Terror paranoia has reached fever pitch in the wake of the Paris bombings, and heads of state are calling on the same military leaders and immigration officials they have called on for decades to battle the threat. Might they be better served to enlist the aid of digital marketers?

In April Scott Atran, an anthropologist who teaches at Oxford, the University of Michigan, and the John Jay College of Criminal Justice, addressed the U.N. Security Council on the topic of youth recruitment by terrorist organizations. The themes he put forth are ones that, to my mind, should be more familiar to a social media team leader than to an Air Force Colonel. Here are some excerpts from Atran’s presentation. You be the judge.

Recruits are new customers:

They knew nothing of the Quran or Hadith, or of the early caliphs Omar and Othman, but had learned of Islam from Al Qaeda and ISIS propaganda, teaching that Muslims like them were targeted for elimination unless they first eliminated the impure.

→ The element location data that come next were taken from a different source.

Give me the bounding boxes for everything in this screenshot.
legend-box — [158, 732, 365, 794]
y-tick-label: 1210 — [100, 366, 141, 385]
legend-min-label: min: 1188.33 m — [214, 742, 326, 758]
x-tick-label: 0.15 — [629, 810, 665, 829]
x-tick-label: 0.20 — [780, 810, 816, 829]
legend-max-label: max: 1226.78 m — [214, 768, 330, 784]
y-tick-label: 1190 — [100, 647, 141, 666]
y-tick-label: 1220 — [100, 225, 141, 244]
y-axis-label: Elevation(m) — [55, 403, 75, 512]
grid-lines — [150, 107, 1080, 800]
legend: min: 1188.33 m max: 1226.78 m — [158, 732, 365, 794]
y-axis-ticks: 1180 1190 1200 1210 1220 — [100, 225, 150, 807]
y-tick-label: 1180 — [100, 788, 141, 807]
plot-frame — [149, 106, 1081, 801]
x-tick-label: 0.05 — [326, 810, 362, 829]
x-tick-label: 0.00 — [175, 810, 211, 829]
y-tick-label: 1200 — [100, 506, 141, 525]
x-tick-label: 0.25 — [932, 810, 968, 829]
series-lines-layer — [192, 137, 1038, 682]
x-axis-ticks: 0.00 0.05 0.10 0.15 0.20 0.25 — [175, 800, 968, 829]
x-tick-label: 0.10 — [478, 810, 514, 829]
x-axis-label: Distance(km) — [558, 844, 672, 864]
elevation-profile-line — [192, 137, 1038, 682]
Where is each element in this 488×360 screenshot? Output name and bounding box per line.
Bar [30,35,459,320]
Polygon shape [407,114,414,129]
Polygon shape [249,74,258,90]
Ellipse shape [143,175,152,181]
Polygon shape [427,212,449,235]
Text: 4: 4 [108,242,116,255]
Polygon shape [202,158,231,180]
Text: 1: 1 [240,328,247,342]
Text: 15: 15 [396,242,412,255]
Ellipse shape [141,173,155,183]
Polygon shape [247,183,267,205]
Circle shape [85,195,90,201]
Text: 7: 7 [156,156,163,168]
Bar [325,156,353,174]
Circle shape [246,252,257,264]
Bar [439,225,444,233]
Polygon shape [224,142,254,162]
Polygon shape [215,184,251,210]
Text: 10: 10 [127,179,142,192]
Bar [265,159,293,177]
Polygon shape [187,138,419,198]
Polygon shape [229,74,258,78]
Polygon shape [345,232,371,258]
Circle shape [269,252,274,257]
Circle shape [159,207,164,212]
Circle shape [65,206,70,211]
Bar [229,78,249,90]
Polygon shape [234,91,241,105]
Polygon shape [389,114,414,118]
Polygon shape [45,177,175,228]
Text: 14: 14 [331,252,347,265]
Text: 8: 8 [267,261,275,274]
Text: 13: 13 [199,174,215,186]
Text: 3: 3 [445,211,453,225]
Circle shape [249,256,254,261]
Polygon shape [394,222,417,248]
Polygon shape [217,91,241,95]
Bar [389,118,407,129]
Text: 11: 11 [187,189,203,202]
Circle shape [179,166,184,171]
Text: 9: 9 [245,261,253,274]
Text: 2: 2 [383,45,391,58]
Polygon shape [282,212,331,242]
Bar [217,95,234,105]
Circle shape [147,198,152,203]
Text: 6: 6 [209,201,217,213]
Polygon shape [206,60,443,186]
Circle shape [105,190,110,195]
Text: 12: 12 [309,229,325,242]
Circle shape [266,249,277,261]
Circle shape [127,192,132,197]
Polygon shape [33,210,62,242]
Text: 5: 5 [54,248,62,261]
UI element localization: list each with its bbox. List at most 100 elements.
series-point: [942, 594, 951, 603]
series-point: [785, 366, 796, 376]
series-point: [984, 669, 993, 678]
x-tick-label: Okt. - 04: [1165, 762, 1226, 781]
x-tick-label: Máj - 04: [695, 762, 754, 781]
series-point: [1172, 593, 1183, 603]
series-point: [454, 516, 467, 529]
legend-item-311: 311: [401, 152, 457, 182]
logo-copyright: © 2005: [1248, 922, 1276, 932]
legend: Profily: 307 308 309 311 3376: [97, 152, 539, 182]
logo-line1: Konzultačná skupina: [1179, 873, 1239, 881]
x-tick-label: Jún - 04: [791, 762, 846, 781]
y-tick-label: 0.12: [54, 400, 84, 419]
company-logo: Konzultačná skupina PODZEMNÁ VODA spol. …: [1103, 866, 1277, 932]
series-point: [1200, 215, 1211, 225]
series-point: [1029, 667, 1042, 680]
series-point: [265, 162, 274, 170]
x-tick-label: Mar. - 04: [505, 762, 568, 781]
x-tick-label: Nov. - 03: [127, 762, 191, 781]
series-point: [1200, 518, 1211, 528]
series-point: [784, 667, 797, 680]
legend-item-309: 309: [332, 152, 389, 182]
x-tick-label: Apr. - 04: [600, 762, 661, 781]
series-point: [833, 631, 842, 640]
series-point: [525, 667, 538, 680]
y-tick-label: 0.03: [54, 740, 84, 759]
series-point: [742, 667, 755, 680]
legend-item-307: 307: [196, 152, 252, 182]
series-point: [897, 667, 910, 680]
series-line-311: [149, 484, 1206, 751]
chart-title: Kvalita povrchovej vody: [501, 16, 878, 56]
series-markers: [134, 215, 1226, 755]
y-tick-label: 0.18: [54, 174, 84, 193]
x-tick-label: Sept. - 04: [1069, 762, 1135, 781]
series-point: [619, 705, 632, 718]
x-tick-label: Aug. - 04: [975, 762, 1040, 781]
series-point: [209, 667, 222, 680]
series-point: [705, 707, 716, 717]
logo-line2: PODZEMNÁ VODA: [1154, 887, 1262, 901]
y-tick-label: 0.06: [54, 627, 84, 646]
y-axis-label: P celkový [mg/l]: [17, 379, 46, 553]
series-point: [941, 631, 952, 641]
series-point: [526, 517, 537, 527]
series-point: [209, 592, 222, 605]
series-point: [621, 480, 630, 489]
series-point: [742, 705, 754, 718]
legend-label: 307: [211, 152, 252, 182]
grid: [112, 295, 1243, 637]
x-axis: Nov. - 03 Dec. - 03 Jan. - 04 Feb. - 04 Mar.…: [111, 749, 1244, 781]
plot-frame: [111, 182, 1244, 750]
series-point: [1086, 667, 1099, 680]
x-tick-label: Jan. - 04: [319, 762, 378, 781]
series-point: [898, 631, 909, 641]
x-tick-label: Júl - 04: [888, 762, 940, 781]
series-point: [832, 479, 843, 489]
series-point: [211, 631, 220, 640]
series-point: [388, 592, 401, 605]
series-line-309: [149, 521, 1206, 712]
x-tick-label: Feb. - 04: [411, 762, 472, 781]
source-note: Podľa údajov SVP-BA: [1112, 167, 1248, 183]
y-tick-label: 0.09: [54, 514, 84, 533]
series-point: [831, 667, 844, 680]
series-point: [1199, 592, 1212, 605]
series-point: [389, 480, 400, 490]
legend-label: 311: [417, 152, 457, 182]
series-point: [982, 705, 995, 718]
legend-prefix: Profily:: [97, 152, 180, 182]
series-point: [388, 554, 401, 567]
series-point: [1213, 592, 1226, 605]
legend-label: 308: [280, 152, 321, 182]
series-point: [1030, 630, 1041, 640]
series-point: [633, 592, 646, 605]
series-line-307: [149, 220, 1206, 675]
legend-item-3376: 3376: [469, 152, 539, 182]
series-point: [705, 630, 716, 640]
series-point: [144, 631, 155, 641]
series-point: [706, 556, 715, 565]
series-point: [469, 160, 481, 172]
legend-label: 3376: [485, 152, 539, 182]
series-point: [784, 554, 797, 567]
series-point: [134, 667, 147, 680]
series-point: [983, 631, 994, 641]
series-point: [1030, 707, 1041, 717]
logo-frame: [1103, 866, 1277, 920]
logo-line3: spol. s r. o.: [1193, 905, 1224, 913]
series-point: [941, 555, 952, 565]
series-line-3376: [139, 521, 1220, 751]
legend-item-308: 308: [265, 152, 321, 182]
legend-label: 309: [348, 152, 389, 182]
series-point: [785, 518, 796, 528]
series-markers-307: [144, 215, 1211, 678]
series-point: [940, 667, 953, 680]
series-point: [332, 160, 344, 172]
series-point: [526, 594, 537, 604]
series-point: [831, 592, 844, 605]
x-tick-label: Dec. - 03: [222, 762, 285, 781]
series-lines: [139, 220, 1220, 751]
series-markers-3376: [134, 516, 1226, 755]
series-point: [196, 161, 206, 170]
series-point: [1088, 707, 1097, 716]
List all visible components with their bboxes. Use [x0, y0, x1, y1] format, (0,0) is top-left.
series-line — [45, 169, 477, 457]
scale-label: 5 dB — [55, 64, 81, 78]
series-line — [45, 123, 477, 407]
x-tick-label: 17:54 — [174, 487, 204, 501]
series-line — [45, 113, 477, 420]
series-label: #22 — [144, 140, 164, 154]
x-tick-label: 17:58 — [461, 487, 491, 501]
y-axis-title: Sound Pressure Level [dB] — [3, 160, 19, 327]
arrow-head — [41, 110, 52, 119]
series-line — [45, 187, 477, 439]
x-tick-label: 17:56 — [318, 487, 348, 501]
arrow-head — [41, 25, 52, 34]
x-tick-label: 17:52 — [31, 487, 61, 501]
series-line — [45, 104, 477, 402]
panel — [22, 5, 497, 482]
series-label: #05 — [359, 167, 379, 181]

They can’t be stopped at the border, because they are converted globally:

According to “The Management of Savagery”, the manifesto of the Al Qaeda in Mesopotamia and now ISIS, a global media plan should compel youth to “fly to the regions which we manage.”

Last summer an ICM poll revealed that more than one in four French youth – of all creeds – between the ages of 18 and 24 have a favorable attitude towards ISIS; and in Barcelona just this month five of 11 captured ISIS sympathizers who planned to blow up parts of the city were recent atheist or Christian converts.

They are captured on websites and nurtured via social media:

The appeal of Al Qaeda or ISIS is not about jihadi websites, which are mostly blather and bombast, although they can be an initial attractor. It’s about what comes after. There are nearly 50,000 Twitter hashtags supporting ISIS, with an average of some 1,000 followers each. They succeed by providing opportunities for personal engagement, where people have an audience with whom they can share and refine their grievances, hope, and desires.

Young targets are open to the message:

When I hear another tired appeal to “moderate Islam,” usually from much older folk, I ask: Are you kidding? Don’t any of you have teenage children? When did “moderate” anything have wide appeal for youth yearning for adventure, glory, and significance?

Personalization is crucial:

In contrast, government digital “outreach” programs typically provide generic religious and ideological “counter-narratives,” seemingly deaf to the personal circumstances of their audiences. They cannot create the intimate social networks that dreamers need…. And any serious engagement must be attuned to individuals and their networks, not to mass marketing of repetitive messages. Young people empathize with each other; they generally don’t lecture at one another.

Still, referrals from family and friends are the gold standard:

About three out of every four people who join Al Qaeda or ISIS do so through friends, most of the rest through family or fellow travelers in search of a meaningful path in life.

If Atran is correct, and jihadism is cultivated globally among key youth segments on the Internet and not locally among indigenous Muslim populations, perhaps some readers of this website might prove more valuable to Obama, Hollande, and Cameron in their war on terror than readers of Jane’s Defence Weekly. Any volunteers?